Ron Phillips filed for Chapter 11 bankruptcy in October 2012, according to the Western District of Washington Bankruptcy Court. Brower said the Phillips told her they submitted a plan to continue to operate through the bankruptcy period, but was rejected by the court.

Brower said she and Emu staff had been working on "compliance issues" in the last few years. She said some of the operational issues included not meeting proper temperatures for the compost product. Some issues were progressing, some were still ongoing, Brower said.

Emu had contracts with Bainbridge Island Disposal to pick up residential yard waste, and New Day Recycling to pick up food waste from commercial businesses. Bainbridge Island Disposal owner Heather Church said they will now contract with North Mason Fiber. She said she did not want to comment on the situation, but said Emu owners were "really nice people."

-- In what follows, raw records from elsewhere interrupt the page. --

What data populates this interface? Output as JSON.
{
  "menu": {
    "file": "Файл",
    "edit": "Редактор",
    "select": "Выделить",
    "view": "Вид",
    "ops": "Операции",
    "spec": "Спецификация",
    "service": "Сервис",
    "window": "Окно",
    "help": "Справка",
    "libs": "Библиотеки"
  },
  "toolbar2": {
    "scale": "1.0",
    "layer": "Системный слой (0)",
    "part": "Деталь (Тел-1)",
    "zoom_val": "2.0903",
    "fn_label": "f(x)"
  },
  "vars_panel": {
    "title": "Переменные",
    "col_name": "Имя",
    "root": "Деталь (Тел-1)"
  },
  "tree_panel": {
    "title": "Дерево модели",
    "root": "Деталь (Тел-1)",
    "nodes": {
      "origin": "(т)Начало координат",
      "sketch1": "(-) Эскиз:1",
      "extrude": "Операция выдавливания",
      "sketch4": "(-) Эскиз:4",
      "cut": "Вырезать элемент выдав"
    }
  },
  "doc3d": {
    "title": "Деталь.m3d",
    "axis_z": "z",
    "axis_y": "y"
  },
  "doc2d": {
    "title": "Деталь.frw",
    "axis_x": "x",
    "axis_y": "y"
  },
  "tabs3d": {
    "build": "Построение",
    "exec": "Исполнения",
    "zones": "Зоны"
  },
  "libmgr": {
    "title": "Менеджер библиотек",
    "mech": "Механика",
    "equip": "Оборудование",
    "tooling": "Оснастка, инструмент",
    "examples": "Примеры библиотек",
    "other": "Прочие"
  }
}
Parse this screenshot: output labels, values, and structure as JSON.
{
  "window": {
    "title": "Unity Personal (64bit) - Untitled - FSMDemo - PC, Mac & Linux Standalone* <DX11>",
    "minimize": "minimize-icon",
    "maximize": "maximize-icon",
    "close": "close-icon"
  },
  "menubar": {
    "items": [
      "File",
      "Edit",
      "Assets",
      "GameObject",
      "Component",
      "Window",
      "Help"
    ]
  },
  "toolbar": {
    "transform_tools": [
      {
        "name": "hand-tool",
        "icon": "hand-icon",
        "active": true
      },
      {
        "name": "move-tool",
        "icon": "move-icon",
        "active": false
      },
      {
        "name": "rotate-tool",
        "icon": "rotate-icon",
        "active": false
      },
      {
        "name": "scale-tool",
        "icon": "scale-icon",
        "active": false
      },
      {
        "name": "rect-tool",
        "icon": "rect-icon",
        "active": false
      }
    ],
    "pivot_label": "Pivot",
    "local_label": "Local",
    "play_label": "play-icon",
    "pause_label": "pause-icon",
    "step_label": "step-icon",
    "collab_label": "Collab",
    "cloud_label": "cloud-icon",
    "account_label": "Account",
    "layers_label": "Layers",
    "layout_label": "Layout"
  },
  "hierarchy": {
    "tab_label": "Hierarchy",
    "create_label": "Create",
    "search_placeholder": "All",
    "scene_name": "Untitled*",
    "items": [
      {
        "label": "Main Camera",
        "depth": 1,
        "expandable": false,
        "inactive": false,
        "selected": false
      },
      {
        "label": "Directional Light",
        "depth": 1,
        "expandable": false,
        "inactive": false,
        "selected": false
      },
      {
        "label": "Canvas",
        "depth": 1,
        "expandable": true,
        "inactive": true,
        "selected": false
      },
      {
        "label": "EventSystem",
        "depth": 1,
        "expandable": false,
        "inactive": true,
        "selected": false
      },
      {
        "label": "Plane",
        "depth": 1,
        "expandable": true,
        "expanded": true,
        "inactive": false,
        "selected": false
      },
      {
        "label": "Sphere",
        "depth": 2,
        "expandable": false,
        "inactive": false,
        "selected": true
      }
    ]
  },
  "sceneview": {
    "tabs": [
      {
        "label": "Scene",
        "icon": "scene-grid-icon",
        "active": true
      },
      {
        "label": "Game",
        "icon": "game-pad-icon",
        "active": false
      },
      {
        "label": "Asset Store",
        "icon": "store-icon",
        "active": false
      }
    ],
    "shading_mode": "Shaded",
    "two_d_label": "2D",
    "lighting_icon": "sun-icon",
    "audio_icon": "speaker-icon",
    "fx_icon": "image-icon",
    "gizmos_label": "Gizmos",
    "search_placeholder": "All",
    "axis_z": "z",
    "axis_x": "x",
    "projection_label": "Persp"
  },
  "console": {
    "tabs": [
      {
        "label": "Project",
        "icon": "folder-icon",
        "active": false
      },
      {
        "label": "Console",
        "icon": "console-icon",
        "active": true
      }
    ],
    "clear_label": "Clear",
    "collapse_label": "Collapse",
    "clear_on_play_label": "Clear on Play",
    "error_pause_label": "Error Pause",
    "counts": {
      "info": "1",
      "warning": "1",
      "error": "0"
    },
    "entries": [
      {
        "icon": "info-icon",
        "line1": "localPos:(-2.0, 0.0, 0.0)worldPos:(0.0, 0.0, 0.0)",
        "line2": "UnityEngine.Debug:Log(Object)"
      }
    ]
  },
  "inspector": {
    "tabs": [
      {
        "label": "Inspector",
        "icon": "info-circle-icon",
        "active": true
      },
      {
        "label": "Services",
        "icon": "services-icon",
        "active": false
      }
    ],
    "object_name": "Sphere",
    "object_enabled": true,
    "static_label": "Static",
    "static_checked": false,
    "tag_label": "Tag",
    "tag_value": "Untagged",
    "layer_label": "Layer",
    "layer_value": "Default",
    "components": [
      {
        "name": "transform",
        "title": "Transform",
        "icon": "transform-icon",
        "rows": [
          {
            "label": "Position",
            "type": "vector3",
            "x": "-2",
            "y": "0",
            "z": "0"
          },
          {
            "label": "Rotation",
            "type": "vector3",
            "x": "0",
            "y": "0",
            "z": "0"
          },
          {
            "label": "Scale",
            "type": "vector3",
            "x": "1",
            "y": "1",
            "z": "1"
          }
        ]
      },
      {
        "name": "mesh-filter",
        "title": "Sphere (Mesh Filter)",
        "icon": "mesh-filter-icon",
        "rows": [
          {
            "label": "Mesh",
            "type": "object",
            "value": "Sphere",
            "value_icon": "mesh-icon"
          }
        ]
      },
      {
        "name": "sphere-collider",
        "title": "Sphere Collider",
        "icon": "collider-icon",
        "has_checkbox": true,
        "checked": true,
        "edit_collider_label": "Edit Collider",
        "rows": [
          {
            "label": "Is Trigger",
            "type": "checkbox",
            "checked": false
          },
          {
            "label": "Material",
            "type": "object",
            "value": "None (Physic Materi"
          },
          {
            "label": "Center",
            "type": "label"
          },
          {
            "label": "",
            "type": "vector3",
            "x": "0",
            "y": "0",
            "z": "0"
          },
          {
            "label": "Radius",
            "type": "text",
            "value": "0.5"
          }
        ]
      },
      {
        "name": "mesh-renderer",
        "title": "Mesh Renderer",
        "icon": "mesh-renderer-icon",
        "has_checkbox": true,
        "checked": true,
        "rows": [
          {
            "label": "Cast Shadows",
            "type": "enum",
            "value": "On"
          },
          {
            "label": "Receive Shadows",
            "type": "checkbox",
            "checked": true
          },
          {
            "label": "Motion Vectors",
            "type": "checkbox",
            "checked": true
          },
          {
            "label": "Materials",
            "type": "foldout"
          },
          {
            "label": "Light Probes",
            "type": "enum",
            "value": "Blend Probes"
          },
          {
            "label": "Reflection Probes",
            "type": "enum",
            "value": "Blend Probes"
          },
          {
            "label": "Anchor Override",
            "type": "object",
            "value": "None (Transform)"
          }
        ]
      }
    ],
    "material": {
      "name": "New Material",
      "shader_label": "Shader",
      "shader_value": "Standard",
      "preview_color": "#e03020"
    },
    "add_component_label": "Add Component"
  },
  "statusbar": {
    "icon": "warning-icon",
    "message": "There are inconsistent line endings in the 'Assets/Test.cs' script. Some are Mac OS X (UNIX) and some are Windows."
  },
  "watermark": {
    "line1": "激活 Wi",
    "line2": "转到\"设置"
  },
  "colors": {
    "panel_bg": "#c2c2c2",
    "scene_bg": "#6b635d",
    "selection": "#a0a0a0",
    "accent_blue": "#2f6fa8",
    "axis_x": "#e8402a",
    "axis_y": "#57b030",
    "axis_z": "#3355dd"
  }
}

Emu accepted bark, gravel, rock, rainforest compost, and yard waste including brush, branches, lumber and stumps, according to their Facebook page.

Ron Phillips said in a Herald story from 2009 that Emu’s Kingston site had the ability to process 200,000 tons of green waste each year. In 2009, the site turned 259.66 tons of material into compost, not close to their capacity of some 10,000-12,000 tons each month. He alluded he did not receive business support from the county.

While the County Board of Commissioners awarded Emu with their annual Excellence in Recycling Award in 2009, Phillips said the county was using North Mason Fiber for their composting needs.

Pat Campbell, senior program manager of the Solid Waste Division in Kitsap’s Department of Public Works, said at the time they were not contracting with any company.

In the last few years, Emu had a contract with the Wastewater Treatment Division, senior program manager Stella Vakarcs said Thursday, to haul biosolids to Emu. Vakarcs said they stopped bringing biosolids last spring, when Emu was facing a "backlog" of material and was ordered by the Department of Health and the Department of Ecology to finish what was on-site before taking more biosolids. Vakarcs said her division also takes biosolids to Fire Mountain Farms in Lewis County.

Emu was issued a permit for its 13.66-acre organic composting facility on Ecology Road in 2007. Brower said she thought they had been running a smaller yard waste disposal business on Port Gamble Road for about 20 years prior to opening Emu Composting.

After announcing their closure, Gloria Phillips wrote on Emu's Facebook wall," Much appreciation to..all our customers....for your years of dedicated support."

Brower said the Emu property is now owned American West Bank, but the county tax records have not been updated to reflect the change in ownership.